Our recently released white paper explores the various financing and incentive options for intelligent LED lighting, including:

  • Utility incentives,
  • On-bill financing options,
  • Federal tax deductions, such as EPAct and depreciation allowances,
  • Traditional capital lease and finance-to-buy programs,
  • Shared savings programs, and
  • PACE financing.

Our advice? Download the paper for more detail, but be sure to do the following:

  • Understand what incentives and rebates you are eligible for at the outset of a project. These savings reduce up-front costs, making highly efficient lighting that much more compelling and affordable. Lower acquisition costs shorten paybacks times, increase ROI, and further simplify the investment decision.
  • Pursue multiple financing measures for a single lighting upgrade project. For example, leverage a utility incentive, EPACT/Abandonment credit (be sure to identify a qualified EPACT consultant), and finance the remainder of the project cost with a lease or Shared Savings program. These strategies can all work together to defray a substantial amount of the upfront cost, and make repayment easy and inexpensive.

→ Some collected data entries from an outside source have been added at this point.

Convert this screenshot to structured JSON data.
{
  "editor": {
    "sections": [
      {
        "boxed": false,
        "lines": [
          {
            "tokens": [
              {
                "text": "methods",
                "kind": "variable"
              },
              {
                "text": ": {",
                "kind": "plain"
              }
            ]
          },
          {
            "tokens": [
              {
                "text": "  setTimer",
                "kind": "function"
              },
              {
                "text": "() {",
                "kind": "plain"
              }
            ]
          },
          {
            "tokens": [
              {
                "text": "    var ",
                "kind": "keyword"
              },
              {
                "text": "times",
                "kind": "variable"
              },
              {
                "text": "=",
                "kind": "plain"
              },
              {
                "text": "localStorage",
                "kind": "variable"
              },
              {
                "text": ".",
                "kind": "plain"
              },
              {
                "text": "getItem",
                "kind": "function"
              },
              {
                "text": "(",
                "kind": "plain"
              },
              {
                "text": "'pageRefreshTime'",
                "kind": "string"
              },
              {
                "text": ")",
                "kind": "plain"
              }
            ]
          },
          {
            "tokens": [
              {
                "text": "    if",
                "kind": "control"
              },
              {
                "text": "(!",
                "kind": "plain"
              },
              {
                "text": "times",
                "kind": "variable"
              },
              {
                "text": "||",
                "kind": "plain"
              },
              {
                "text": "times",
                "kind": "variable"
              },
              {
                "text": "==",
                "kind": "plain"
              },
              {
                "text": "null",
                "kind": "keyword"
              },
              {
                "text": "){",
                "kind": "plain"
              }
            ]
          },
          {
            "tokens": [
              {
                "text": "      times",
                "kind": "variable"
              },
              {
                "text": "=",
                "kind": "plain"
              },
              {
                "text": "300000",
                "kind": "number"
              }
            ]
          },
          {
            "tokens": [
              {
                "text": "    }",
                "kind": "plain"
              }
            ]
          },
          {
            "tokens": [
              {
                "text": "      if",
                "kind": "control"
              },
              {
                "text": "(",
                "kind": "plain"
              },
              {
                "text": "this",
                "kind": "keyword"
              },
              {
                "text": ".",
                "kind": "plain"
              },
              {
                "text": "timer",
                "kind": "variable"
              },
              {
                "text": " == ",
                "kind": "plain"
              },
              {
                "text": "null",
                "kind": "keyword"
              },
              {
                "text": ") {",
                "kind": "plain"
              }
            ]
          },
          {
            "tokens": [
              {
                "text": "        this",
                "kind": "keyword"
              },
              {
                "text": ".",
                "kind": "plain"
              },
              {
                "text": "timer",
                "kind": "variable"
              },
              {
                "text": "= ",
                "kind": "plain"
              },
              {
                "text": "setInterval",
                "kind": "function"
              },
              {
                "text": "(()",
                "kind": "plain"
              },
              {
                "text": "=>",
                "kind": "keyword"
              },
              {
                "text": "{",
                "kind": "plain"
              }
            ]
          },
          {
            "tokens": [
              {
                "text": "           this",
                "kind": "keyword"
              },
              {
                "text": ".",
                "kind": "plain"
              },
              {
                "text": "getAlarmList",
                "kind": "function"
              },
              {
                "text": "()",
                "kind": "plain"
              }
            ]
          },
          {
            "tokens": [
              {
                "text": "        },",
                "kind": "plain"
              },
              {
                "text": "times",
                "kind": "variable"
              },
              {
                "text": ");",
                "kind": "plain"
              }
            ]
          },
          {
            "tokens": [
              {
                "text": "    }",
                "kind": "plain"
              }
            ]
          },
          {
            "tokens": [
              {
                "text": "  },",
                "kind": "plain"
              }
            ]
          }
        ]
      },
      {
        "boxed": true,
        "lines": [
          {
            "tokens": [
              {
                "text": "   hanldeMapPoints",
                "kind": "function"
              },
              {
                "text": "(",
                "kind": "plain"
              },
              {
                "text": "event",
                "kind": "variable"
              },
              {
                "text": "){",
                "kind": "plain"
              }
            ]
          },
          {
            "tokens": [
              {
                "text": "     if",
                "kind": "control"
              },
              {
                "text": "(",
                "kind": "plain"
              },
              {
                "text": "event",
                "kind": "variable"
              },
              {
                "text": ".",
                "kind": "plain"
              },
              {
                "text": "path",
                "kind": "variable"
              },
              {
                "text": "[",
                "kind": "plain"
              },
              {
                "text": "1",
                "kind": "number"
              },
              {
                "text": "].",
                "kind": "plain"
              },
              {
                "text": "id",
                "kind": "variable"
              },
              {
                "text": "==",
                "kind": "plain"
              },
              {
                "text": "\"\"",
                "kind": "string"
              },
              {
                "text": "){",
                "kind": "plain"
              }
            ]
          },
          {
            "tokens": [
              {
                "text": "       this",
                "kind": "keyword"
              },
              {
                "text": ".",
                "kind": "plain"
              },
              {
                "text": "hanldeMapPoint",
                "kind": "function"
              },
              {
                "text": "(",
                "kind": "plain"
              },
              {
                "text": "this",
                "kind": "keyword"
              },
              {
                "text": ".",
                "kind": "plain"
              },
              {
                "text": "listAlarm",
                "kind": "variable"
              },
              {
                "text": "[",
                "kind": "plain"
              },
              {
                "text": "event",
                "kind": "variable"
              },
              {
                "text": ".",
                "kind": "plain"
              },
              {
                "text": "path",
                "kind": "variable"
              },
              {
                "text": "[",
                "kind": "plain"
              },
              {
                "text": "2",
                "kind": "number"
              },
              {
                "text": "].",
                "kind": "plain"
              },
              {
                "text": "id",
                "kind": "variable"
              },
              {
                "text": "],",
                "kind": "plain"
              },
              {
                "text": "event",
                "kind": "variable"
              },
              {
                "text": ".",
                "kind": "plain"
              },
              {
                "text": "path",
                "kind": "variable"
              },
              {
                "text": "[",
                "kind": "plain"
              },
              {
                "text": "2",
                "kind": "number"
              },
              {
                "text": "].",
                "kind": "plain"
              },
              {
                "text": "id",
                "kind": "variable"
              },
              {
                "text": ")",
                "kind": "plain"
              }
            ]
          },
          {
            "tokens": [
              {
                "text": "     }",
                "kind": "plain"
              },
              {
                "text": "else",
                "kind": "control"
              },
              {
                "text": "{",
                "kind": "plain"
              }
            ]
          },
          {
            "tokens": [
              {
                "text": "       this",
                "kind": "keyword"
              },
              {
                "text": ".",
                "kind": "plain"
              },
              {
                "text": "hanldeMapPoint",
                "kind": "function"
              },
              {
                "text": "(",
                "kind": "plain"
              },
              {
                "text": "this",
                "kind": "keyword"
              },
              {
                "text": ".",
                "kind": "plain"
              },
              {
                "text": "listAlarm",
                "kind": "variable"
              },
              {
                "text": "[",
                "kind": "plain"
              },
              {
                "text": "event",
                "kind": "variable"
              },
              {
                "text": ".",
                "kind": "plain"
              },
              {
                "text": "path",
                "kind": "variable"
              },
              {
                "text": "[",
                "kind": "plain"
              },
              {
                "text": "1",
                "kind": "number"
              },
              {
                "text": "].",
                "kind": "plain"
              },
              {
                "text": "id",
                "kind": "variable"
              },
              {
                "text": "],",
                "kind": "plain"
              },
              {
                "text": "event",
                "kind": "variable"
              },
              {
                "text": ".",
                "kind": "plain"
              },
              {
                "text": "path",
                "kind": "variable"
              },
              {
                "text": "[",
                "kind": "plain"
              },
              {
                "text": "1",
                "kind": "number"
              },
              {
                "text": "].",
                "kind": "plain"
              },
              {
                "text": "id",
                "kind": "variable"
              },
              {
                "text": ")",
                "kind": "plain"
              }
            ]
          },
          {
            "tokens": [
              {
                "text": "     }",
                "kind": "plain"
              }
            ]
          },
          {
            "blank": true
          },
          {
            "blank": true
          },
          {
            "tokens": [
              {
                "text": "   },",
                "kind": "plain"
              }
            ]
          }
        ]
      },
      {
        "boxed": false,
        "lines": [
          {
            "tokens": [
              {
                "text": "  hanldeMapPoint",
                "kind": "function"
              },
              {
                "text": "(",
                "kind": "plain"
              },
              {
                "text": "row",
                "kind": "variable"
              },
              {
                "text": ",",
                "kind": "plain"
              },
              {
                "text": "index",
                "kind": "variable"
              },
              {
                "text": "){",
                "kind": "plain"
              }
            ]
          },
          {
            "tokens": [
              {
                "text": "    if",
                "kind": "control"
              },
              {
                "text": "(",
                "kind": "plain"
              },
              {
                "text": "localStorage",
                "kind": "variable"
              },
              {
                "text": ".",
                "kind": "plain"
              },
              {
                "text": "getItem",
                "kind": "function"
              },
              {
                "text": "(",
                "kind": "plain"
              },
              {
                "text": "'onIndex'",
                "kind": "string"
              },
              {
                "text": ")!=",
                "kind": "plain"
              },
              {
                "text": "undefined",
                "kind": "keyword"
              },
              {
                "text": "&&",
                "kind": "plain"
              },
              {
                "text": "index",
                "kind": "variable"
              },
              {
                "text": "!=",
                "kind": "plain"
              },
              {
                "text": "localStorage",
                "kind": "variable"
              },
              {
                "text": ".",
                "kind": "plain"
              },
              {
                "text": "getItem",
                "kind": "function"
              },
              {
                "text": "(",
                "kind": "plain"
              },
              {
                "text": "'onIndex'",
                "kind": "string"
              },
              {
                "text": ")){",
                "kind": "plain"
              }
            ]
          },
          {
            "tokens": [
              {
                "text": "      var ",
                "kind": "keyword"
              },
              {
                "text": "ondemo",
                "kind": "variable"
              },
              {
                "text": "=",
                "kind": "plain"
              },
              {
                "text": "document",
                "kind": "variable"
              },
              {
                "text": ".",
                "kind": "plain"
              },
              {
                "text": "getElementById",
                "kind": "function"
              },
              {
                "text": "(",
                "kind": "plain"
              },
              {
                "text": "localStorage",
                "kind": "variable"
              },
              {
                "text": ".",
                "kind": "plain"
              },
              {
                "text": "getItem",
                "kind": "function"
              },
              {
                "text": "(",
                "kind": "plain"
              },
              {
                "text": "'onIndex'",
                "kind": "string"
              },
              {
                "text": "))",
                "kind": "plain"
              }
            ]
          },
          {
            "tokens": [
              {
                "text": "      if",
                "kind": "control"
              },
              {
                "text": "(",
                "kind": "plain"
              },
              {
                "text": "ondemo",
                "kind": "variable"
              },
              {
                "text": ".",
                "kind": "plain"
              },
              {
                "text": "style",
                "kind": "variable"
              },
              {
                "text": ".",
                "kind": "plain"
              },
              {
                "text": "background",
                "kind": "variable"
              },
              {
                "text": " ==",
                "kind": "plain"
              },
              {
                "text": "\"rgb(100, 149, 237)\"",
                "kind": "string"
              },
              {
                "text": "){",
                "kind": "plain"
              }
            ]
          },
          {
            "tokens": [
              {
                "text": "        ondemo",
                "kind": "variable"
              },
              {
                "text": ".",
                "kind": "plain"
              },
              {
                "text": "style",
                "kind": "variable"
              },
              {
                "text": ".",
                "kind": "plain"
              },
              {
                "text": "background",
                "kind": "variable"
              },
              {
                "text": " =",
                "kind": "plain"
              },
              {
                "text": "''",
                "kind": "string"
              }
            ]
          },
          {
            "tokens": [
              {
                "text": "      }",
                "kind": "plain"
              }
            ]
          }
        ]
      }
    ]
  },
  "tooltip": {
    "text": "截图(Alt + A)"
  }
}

Intelligent LEDs are the fastest growing segment of the industrial lighting market and are widely proven in a range of industrial settings. Now, innovation in financing strategies among utilities and in the private sector is making the acquisition process that much more efficient. By using rapidly accumulating energy savings to fund the project, the ability to lock-in a lifetime – often 20 years or more – of extraordinary energy, maintenance and bottom-line savings, the financing picture has never been brighter.